Ti is now ten years old, and a healthy indoor-only cat. The Kitten Rescue people had insisted we sign a pledge to keep him indoors only as part of taking him. We have honored that pledge though sometimes we wonder if we are denying Ti a whole wider world of experience outdoors. Ti is not generally a lap cat, but will occasionally, on his own decision but never on ours, come and curl up on you. But otherwise he is and affectionate “people person” and even greets strangers by rubbing against them and being willing to “kiss” (sniff or touch noses) with any human so inclined.
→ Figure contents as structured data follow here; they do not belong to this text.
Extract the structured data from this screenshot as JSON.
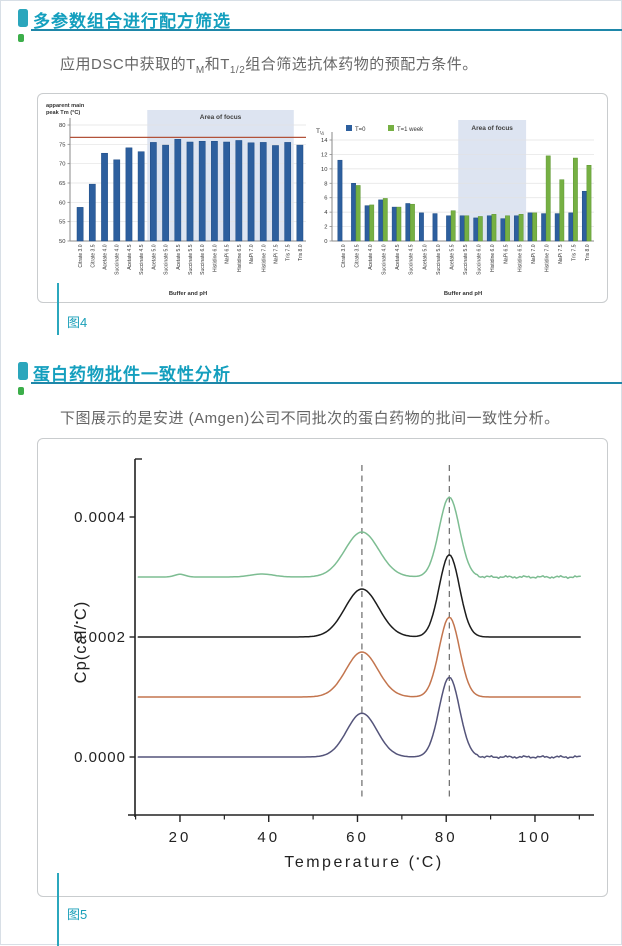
{
  "accent": {
    "teal_text": "#149fbe",
    "bullet": "#2ba6bc",
    "underline": "#1e87a9",
    "green_dot": "#3cae4a",
    "caption_color": "#199fb8",
    "caption_line": "#2ba7bd"
  },
  "section1": {
    "heading": "多参数组合进行配方筛选",
    "body": {
      "prefix": "应用DSC中获取的T",
      "sub_m": "M",
      "mid": "和T",
      "sub_half": "1/2",
      "suffix": "组合筛选抗体药物的预配方条件。"
    },
    "caption": "图4"
  },
  "section2": {
    "heading": "蛋白药物批件一致性分析",
    "body": "下图展示的是安进 (Amgen)公司不同批次的蛋白药物的批间一致性分析。",
    "caption": "图5"
  },
  "chart_data": [
    {
      "type": "bar",
      "name": "apparent-main-peak-tm",
      "title_lines": [
        "apparent main",
        "peak Tm (°C)"
      ],
      "xlabel": "Buffer and pH",
      "categories": [
        "Citrate 3.0",
        "Citrate 3.5",
        "Acetate 4.0",
        "Succinate 4.0",
        "Acetate 4.5",
        "Succinate 4.5",
        "Acetate 5.0",
        "Succinate 5.0",
        "Acetate 5.5",
        "Succinate 5.5",
        "Succinate 6.0",
        "Histidine 6.0",
        "NaPi 6.5",
        "Histidine 6.5",
        "NaPi 7.0",
        "Histidine 7.0",
        "NaPi 7.5",
        "Tris 7.5",
        "Tris 8.0"
      ],
      "values": [
        58.7,
        64.7,
        72.7,
        71.0,
        74.1,
        73.1,
        75.5,
        74.8,
        76.3,
        75.6,
        75.8,
        75.8,
        75.6,
        76.0,
        75.4,
        75.5,
        74.7,
        75.5,
        74.8
      ],
      "ylim": [
        50,
        80
      ],
      "ytick_step": 5,
      "grid": true,
      "bar_color": "#2d5f9e",
      "bar_edge_color": "#1d4b85",
      "ref_line": {
        "value": 76.8,
        "color": "#b2523a"
      },
      "focus": {
        "label": "Area of focus",
        "from_index": 6,
        "to_index": 17,
        "fill": "#dde4f1"
      }
    },
    {
      "type": "bar",
      "name": "t-half",
      "ylabel": {
        "main": "T",
        "sub": "½"
      },
      "xlabel": "Buffer and pH",
      "categories": [
        "Citrate 3.0",
        "Citrate 3.5",
        "Acetate 4.0",
        "Succinate 4.0",
        "Acetate 4.5",
        "Succinate 4.5",
        "Acetate 5.0",
        "Succinate 5.0",
        "Acetate 5.5",
        "Succinate 5.5",
        "Succinate 6.0",
        "Histidine 6.0",
        "NaPi 6.5",
        "Histidine 6.5",
        "NaPi 7.0",
        "Histidine 7.0",
        "NaPi 7.5",
        "Tris 7.5",
        "Tris 8.0"
      ],
      "series": [
        {
          "name": "T=0",
          "color": "#2d5f9e",
          "edge": "#1d4b85",
          "values": [
            11.2,
            8.0,
            4.9,
            5.7,
            4.7,
            5.2,
            3.9,
            3.8,
            3.5,
            3.5,
            3.2,
            3.5,
            3.1,
            3.5,
            3.9,
            3.8,
            3.8,
            3.9,
            6.9
          ]
        },
        {
          "name": "T=1 week",
          "color": "#76b043",
          "edge": "#5d9632",
          "values": [
            null,
            7.7,
            5.0,
            5.9,
            4.7,
            5.1,
            null,
            null,
            4.2,
            3.5,
            3.4,
            3.7,
            3.5,
            3.7,
            3.9,
            11.8,
            8.5,
            11.5,
            10.5
          ]
        }
      ],
      "ylim": [
        0,
        14
      ],
      "ytick_step": 2,
      "grid": true,
      "legend_position": "top",
      "focus": {
        "label": "Area of focus",
        "from_index": 9,
        "to_index": 13,
        "fill": "#dde4f1"
      }
    },
    {
      "type": "line",
      "name": "dsc-thermograms",
      "xlabel": "Temperature (▪C)",
      "ylabel": "Cp(cal/▪C)",
      "xlim": [
        10,
        111
      ],
      "xticks": [
        20,
        40,
        60,
        80,
        100
      ],
      "minor_xticks": [
        10,
        30,
        50,
        70,
        90,
        110
      ],
      "yticks": [
        {
          "value": 0.0,
          "label": "0.0000"
        },
        {
          "value": 0.0002,
          "label": "0.0002"
        },
        {
          "value": 0.0004,
          "label": "0.0004"
        }
      ],
      "dashed_guides_x": [
        61,
        80.7
      ],
      "series": [
        {
          "name": "lot-green",
          "color": "#7dbd92",
          "baseline": 0.0003,
          "peaks": [
            {
              "x": 61,
              "h": 7.5e-05,
              "w": 3.8
            },
            {
              "x": 80.7,
              "h": 0.000133,
              "w": 2.3
            }
          ],
          "bumps": [
            {
              "x": 20,
              "h": 4.5e-06,
              "w": 1.2
            },
            {
              "x": 38.5,
              "h": 5e-06,
              "w": 2.6
            }
          ],
          "tail_noise": true
        },
        {
          "name": "lot-black",
          "color": "#1c1c1c",
          "baseline": 0.0002,
          "peaks": [
            {
              "x": 61,
              "h": 8e-05,
              "w": 3.8
            },
            {
              "x": 80.7,
              "h": 0.000137,
              "w": 2.3
            }
          ],
          "bumps": [],
          "tail_noise": false
        },
        {
          "name": "lot-orange",
          "color": "#c3754e",
          "baseline": 0.0001,
          "peaks": [
            {
              "x": 61,
              "h": 7.5e-05,
              "w": 3.6
            },
            {
              "x": 80.7,
              "h": 0.000133,
              "w": 2.3
            }
          ],
          "bumps": [],
          "tail_noise": false
        },
        {
          "name": "lot-navy",
          "color": "#54547a",
          "baseline": 0.0,
          "peaks": [
            {
              "x": 61,
              "h": 7.3e-05,
              "w": 3.4
            },
            {
              "x": 80.7,
              "h": 0.000133,
              "w": 2.3
            }
          ],
          "bumps": [],
          "tail_noise": true
        }
      ]
    }
  ]
}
Ti will hang out with any of the four of us, but seems to have the most fondness for Emma, who has made the greatest effort to figure out the kind of petting, scratching, roughhousing, etc that Ti likes. She has studied him so carefully that she pretty much can tell you, by his body language, what the cat is thinking at every point. When Emma comes home, Ti stops whatever he’s doing and finds her to say hello. Ti waits for her to go to sleep so he can join her on her bed. When Emma is away for a night or out of town for longer periods he sleeps instead on Sally’s and my bed, but always seeming to wait for her return.